Adam en Eva aten en ter plekke schrokken ze… Dat was een nieuwe emotie, die ze nog nooit hadden ervaren. Heftig ook. Ze realiseerden zich onbedekt, onbeschermd te zijn. Kaïn zou dat later ook voelen, toen hij Abel had vermoord.
Tot overmaat van ramp hoorden ze ook nog dat de HEERE eraan kwam: Zie Ik kom! Dat zou hun dood worden! Maar hoe groot was hun verrassing! God kwam niet om te doden, maar om te evangeliseren! De moederbelofte, waaruit alle andere beloften zouden worden geboren. Wat was daaraan vooraf gegaan?
David had er blijkbaar profetisch licht op gekregen. Hij zingt de woorden van God de Zoon uit: “Ik zal gaan, Vader. Want Ik heb een welbehagen, een diepe vreugde, om dat te doen waar U diep door wordt verblijd.”
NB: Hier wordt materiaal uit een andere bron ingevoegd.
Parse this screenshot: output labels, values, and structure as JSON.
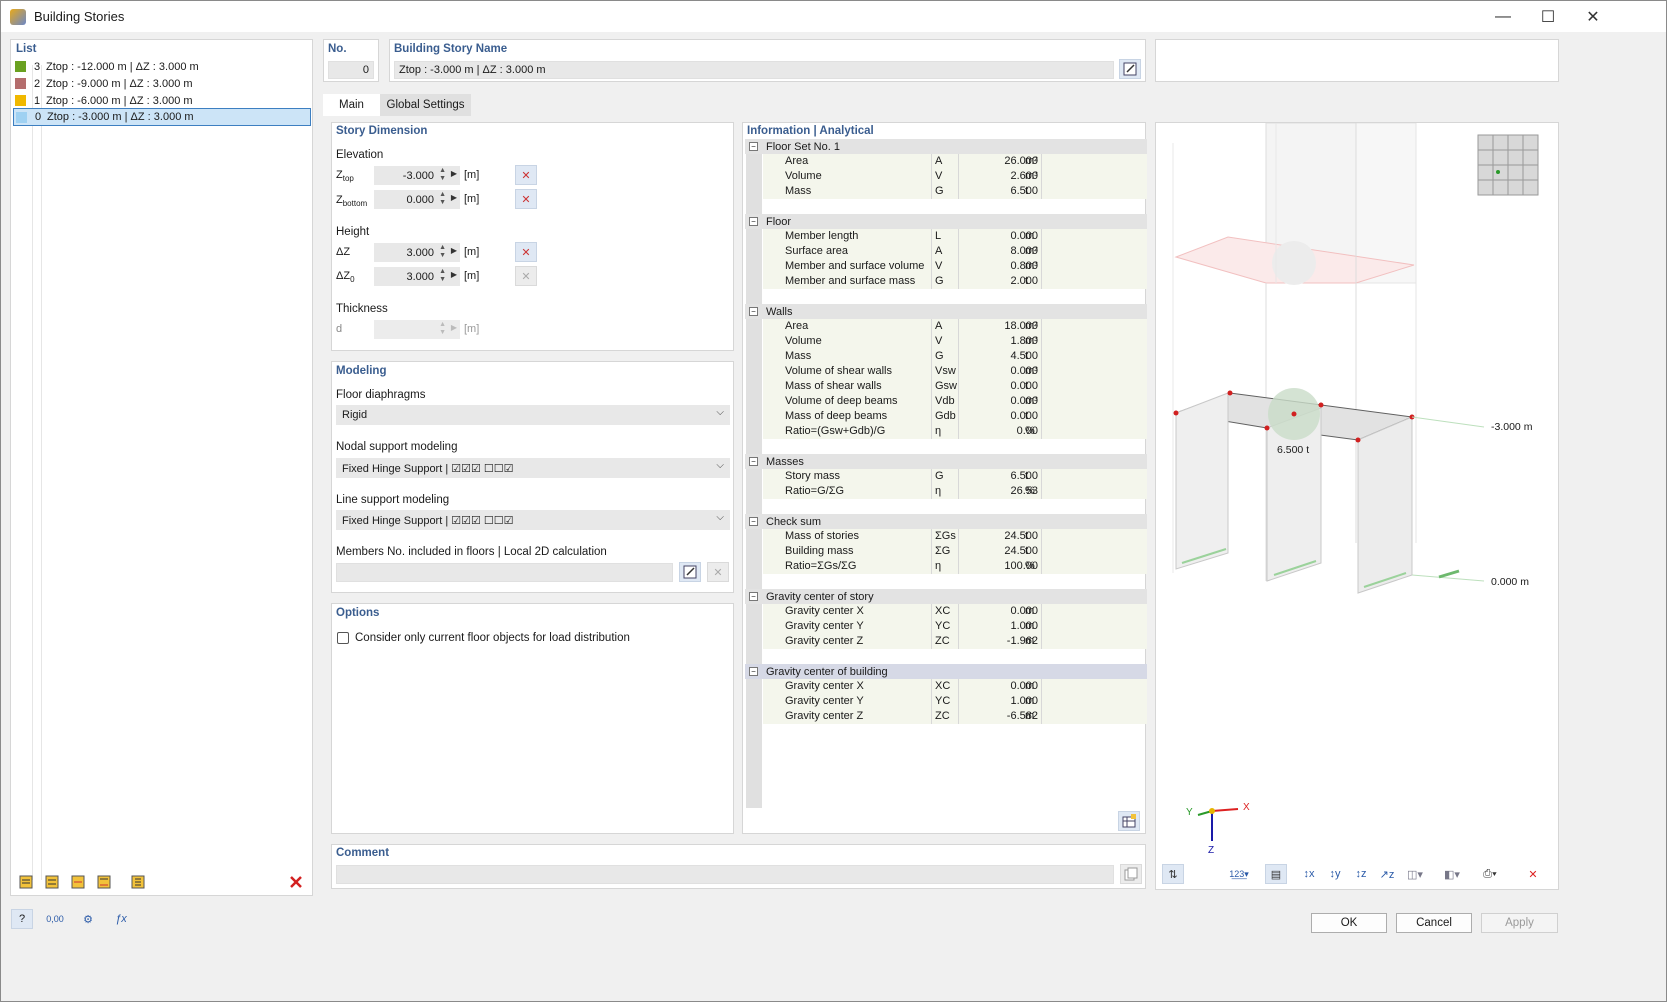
{
  "window": {
    "title": "Building Stories",
    "controls": [
      "—",
      "☐",
      "✕"
    ]
  },
  "list": {
    "header": "List",
    "items": [
      {
        "num": "3",
        "text": "Ztop : -12.000 m | ΔZ : 3.000 m",
        "color": "#6aa121"
      },
      {
        "num": "2",
        "text": "Ztop : -9.000 m | ΔZ : 3.000 m",
        "color": "#b46d6d"
      },
      {
        "num": "1",
        "text": "Ztop : -6.000 m | ΔZ : 3.000 m",
        "color": "#f0b800"
      },
      {
        "num": "0",
        "text": "Ztop : -3.000 m | ΔZ : 3.000 m",
        "color": "#9fd1f2"
      }
    ],
    "selected_index": 3
  },
  "header": {
    "no_label": "No.",
    "no_value": "0",
    "name_label": "Building Story Name",
    "name_value": "Ztop : -3.000 m | ΔZ : 3.000 m"
  },
  "tabs": [
    {
      "label": "Main",
      "active": true
    },
    {
      "label": "Global Settings",
      "active": false
    }
  ],
  "story_dimension": {
    "title": "Story Dimension",
    "elevation_label": "Elevation",
    "ztop_label": "Ztop",
    "ztop_value": "-3.000",
    "zbottom_label": "Zbottom",
    "zbottom_value": "0.000",
    "height_label": "Height",
    "dz_label": "ΔZ",
    "dz_value": "3.000",
    "dz0_label": "ΔZ0",
    "dz0_value": "3.000",
    "thickness_label": "Thickness",
    "d_label": "d",
    "d_value": "",
    "unit": "[m]"
  },
  "modeling": {
    "title": "Modeling",
    "floor_diaphragms_label": "Floor diaphragms",
    "floor_diaphragms_value": "Rigid",
    "nodal_support_label": "Nodal support modeling",
    "nodal_support_value": "Fixed Hinge Support | ☑☑☑ ☐☐☑",
    "line_support_label": "Line support modeling",
    "line_support_value": "Fixed Hinge Support | ☑☑☑ ☐☐☑",
    "members_label": "Members No. included in floors | Local 2D calculation",
    "members_value": ""
  },
  "options": {
    "title": "Options",
    "consider_label": "Consider only current floor objects for load distribution",
    "consider_checked": false
  },
  "comment": {
    "title": "Comment",
    "value": ""
  },
  "info": {
    "title": "Information | Analytical",
    "sections": [
      {
        "title": "Floor Set No. 1",
        "rows": [
          {
            "name": "Area",
            "sym": "A",
            "val": "26.000",
            "unit": "m²"
          },
          {
            "name": "Volume",
            "sym": "V",
            "val": "2.600",
            "unit": "m³"
          },
          {
            "name": "Mass",
            "sym": "G",
            "val": "6.500",
            "unit": "t"
          }
        ]
      },
      {
        "title": "Floor",
        "rows": [
          {
            "name": "Member length",
            "sym": "L",
            "val": "0.000",
            "unit": "m"
          },
          {
            "name": "Surface area",
            "sym": "A",
            "val": "8.000",
            "unit": "m²"
          },
          {
            "name": "Member and surface volume",
            "sym": "V",
            "val": "0.800",
            "unit": "m³"
          },
          {
            "name": "Member and surface mass",
            "sym": "G",
            "val": "2.000",
            "unit": "t"
          }
        ]
      },
      {
        "title": "Walls",
        "rows": [
          {
            "name": "Area",
            "sym": "A",
            "val": "18.000",
            "unit": "m²"
          },
          {
            "name": "Volume",
            "sym": "V",
            "val": "1.800",
            "unit": "m³"
          },
          {
            "name": "Mass",
            "sym": "G",
            "val": "4.500",
            "unit": "t"
          },
          {
            "name": "Volume of shear walls",
            "sym": "Vsw",
            "val": "0.000",
            "unit": "m³"
          },
          {
            "name": "Mass of shear walls",
            "sym": "Gsw",
            "val": "0.000",
            "unit": "t"
          },
          {
            "name": "Volume of deep beams",
            "sym": "Vdb",
            "val": "0.000",
            "unit": "m³"
          },
          {
            "name": "Mass of deep beams",
            "sym": "Gdb",
            "val": "0.000",
            "unit": "t"
          },
          {
            "name": "Ratio=(Gsw+Gdb)/G",
            "sym": "η",
            "val": "0.00",
            "unit": "%"
          }
        ]
      },
      {
        "title": "Masses",
        "rows": [
          {
            "name": "Story mass",
            "sym": "G",
            "val": "6.500",
            "unit": "t"
          },
          {
            "name": "Ratio=G/ΣG",
            "sym": "η",
            "val": "26.53",
            "unit": "%"
          }
        ]
      },
      {
        "title": "Check sum",
        "rows": [
          {
            "name": "Mass of stories",
            "sym": "ΣGs",
            "val": "24.500",
            "unit": "t"
          },
          {
            "name": "Building mass",
            "sym": "ΣG",
            "val": "24.500",
            "unit": "t"
          },
          {
            "name": "Ratio=ΣGs/ΣG",
            "sym": "η",
            "val": "100.00",
            "unit": "%"
          }
        ]
      },
      {
        "title": "Gravity center of story",
        "rows": [
          {
            "name": "Gravity center X",
            "sym": "XC",
            "val": "0.000",
            "unit": "m"
          },
          {
            "name": "Gravity center Y",
            "sym": "YC",
            "val": "1.000",
            "unit": "m"
          },
          {
            "name": "Gravity center Z",
            "sym": "ZC",
            "val": "-1.962",
            "unit": "m"
          }
        ]
      },
      {
        "title": "Gravity center of building",
        "highlight": true,
        "rows": [
          {
            "name": "Gravity center X",
            "sym": "XC",
            "val": "0.000",
            "unit": "m"
          },
          {
            "name": "Gravity center Y",
            "sym": "YC",
            "val": "1.000",
            "unit": "m"
          },
          {
            "name": "Gravity center Z",
            "sym": "ZC",
            "val": "-6.582",
            "unit": "m"
          }
        ]
      }
    ]
  },
  "viewport": {
    "mass_label": "6.500 t",
    "level_top": "-3.000 m",
    "level_bottom": "0.000 m",
    "axis_x": "X",
    "axis_y": "Y",
    "axis_z": "Z"
  },
  "footer": {
    "ok": "OK",
    "cancel": "Cancel",
    "apply": "Apply"
  }
}
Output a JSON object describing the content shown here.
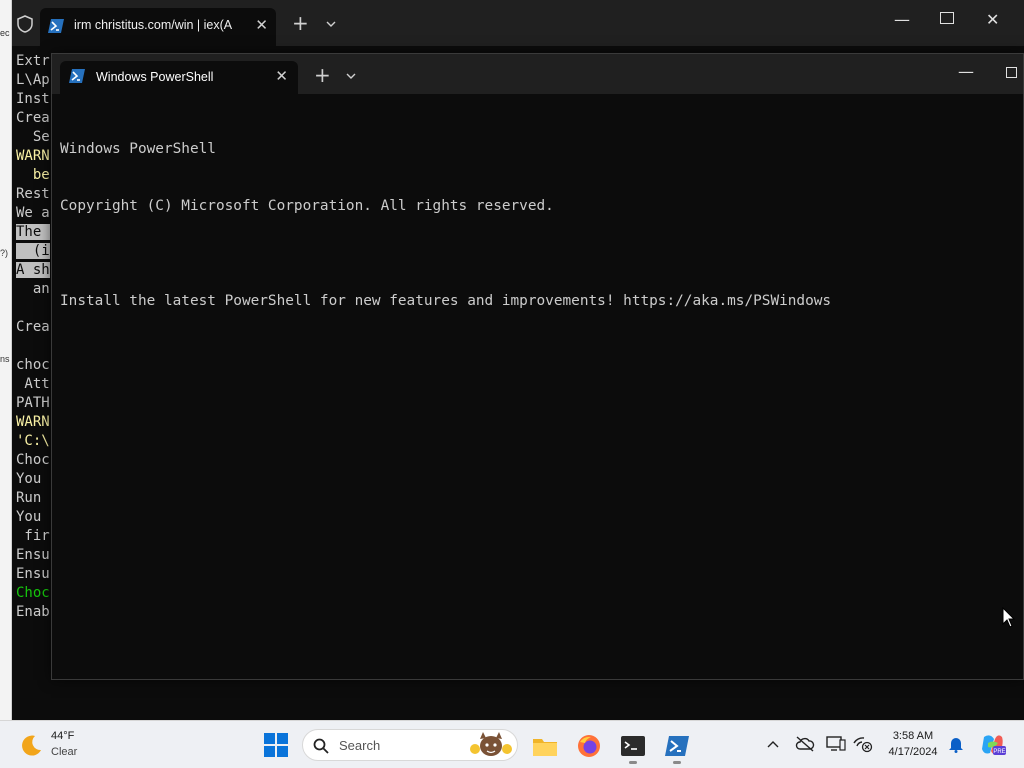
{
  "background_app": {
    "edge_chars": [
      "ec",
      "?)",
      "ns"
    ]
  },
  "back_window": {
    "tab_title": "irm christitus.com/win | iex(A",
    "lines": [
      {
        "text": "Extr",
        "style": "normal"
      },
      {
        "text": "L\\Ap",
        "style": "normal"
      },
      {
        "text": "Inst",
        "style": "normal"
      },
      {
        "text": "Crea",
        "style": "normal"
      },
      {
        "text": "  Se",
        "style": "normal"
      },
      {
        "text": "WARN",
        "style": "warn"
      },
      {
        "text": "  be",
        "style": "warn"
      },
      {
        "text": "Rest",
        "style": "normal"
      },
      {
        "text": "We a",
        "style": "normal"
      },
      {
        "text": "The ",
        "style": "sel"
      },
      {
        "text": "  (i",
        "style": "sel"
      },
      {
        "text": "A sh",
        "style": "sel"
      },
      {
        "text": "  an",
        "style": "normal"
      },
      {
        "text": "",
        "style": "normal"
      },
      {
        "text": "Crea",
        "style": "normal"
      },
      {
        "text": "",
        "style": "normal"
      },
      {
        "text": "choc",
        "style": "normal"
      },
      {
        "text": " Att",
        "style": "normal"
      },
      {
        "text": "PATH",
        "style": "normal"
      },
      {
        "text": "WARN",
        "style": "warn"
      },
      {
        "text": "'C:\\",
        "style": "warn"
      },
      {
        "text": "Choc",
        "style": "normal"
      },
      {
        "text": "You ",
        "style": "normal"
      },
      {
        "text": "Run ",
        "style": "normal"
      },
      {
        "text": "You ",
        "style": "normal"
      },
      {
        "text": " fir",
        "style": "normal"
      },
      {
        "text": "Ensu",
        "style": "normal"
      },
      {
        "text": "Ensu",
        "style": "normal"
      },
      {
        "text": "Choc",
        "style": "green"
      },
      {
        "text": "Enab",
        "style": "normal"
      }
    ]
  },
  "front_window": {
    "tab_title": "Windows PowerShell",
    "lines": [
      "Windows PowerShell",
      "Copyright (C) Microsoft Corporation. All rights reserved.",
      "",
      "Install the latest PowerShell for new features and improvements! https://aka.ms/PSWindows"
    ]
  },
  "taskbar": {
    "weather": {
      "temp": "44°F",
      "condition": "Clear",
      "icon": "moon-icon"
    },
    "search_label": "Search",
    "clock": {
      "time": "3:58 AM",
      "date": "4/17/2024"
    }
  },
  "colors": {
    "terminal_bg": "#0c0c0c",
    "terminal_fg": "#cccccc",
    "warn": "#f9f1a5",
    "success": "#16c60c",
    "tab_bar": "#202020",
    "taskbar_bg": "#eef0f4"
  }
}
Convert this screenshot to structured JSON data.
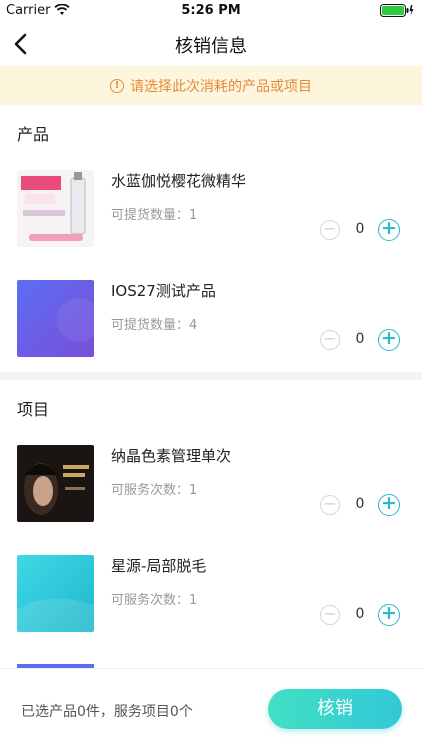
{
  "status_bar": {
    "carrier": "Carrier",
    "time": "5:26 PM"
  },
  "header": {
    "title": "核销信息"
  },
  "notice": {
    "text": "请选择此次消耗的产品或项目"
  },
  "products": {
    "title": "产品",
    "items": [
      {
        "name": "水蓝伽悦樱花微精华",
        "qty_label": "可提货数量：",
        "qty": "1",
        "count": "0"
      },
      {
        "name": "IOS27测试产品",
        "qty_label": "可提货数量：",
        "qty": "4",
        "count": "0"
      }
    ]
  },
  "services": {
    "title": "项目",
    "items": [
      {
        "name": "纳晶色素管理单次",
        "qty_label": "可服务次数：",
        "qty": "1",
        "count": "0"
      },
      {
        "name": "星源-局部脱毛",
        "qty_label": "可服务次数：",
        "qty": "1",
        "count": "0"
      }
    ]
  },
  "footer": {
    "summary": "已选产品0件，服务项目0个",
    "confirm_label": "核销"
  },
  "colors": {
    "accent": "#2bb8c9",
    "notice_bg": "#fdf6dd",
    "notice_text": "#e58a3a"
  }
}
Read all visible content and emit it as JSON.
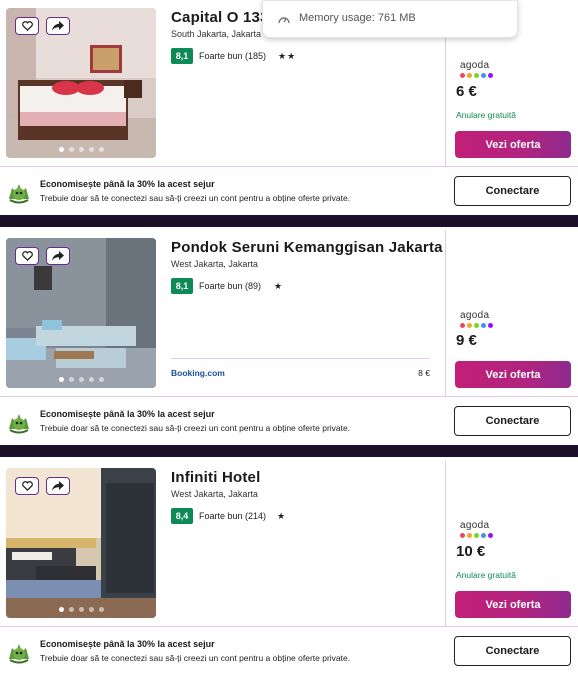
{
  "tooltip": {
    "label": "Memory usage: 761 MB"
  },
  "listings": [
    {
      "name": "Capital O 133",
      "location": "South Jakarta, Jakarta",
      "score": "8,1",
      "review": "Foarte bun (185)",
      "stars": "★★",
      "provider": "agoda",
      "price": "6 €",
      "cancel": "Anulare gratuită",
      "cta": "Vezi oferta",
      "secondary": null
    },
    {
      "name": "Pondok Seruni Kemanggisan Jakarta",
      "location": "West Jakarta, Jakarta",
      "score": "8,1",
      "review": "Foarte bun (89)",
      "stars": "★",
      "provider": "agoda",
      "price": "9 €",
      "cancel": "",
      "cta": "Vezi oferta",
      "secondary": {
        "name": "Booking.com",
        "price": "8 €"
      }
    },
    {
      "name": "Infiniti Hotel",
      "location": "West Jakarta, Jakarta",
      "score": "8,4",
      "review": "Foarte bun (214)",
      "stars": "★",
      "provider": "agoda",
      "price": "10 €",
      "cancel": "Anulare gratuită",
      "cta": "Vezi oferta",
      "secondary": null
    }
  ],
  "promo": {
    "title": "Economisește până la 30% la acest sejur",
    "subtitle": "Trebuie doar să te conectezi sau să-ți creezi un cont pentru a obține oferte private.",
    "button": "Conectare"
  },
  "colors": {
    "score_green": "#0e8a56",
    "cta_pink": "#c21f78",
    "divider_dark": "#1c0f2a",
    "agoda_dots": [
      "#e84a5f",
      "#f5a623",
      "#7ed321",
      "#4a90e2",
      "#9013fe"
    ]
  }
}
Toen God naar Adam kwam, was de Zoon al naar de Vader gekomen! Als Hij dat niet had gedaan, wat zou de wereld er dan als een hel hebben uitgezien. Het gewicht van die woorden kan ik nauwelijks bevatten… een klein beetje maar. Straks zal ik er iets van snappen. Wat een dag zal dát zijn! En die melodie van deze Psalm is me dierbaar geworden; daardoor!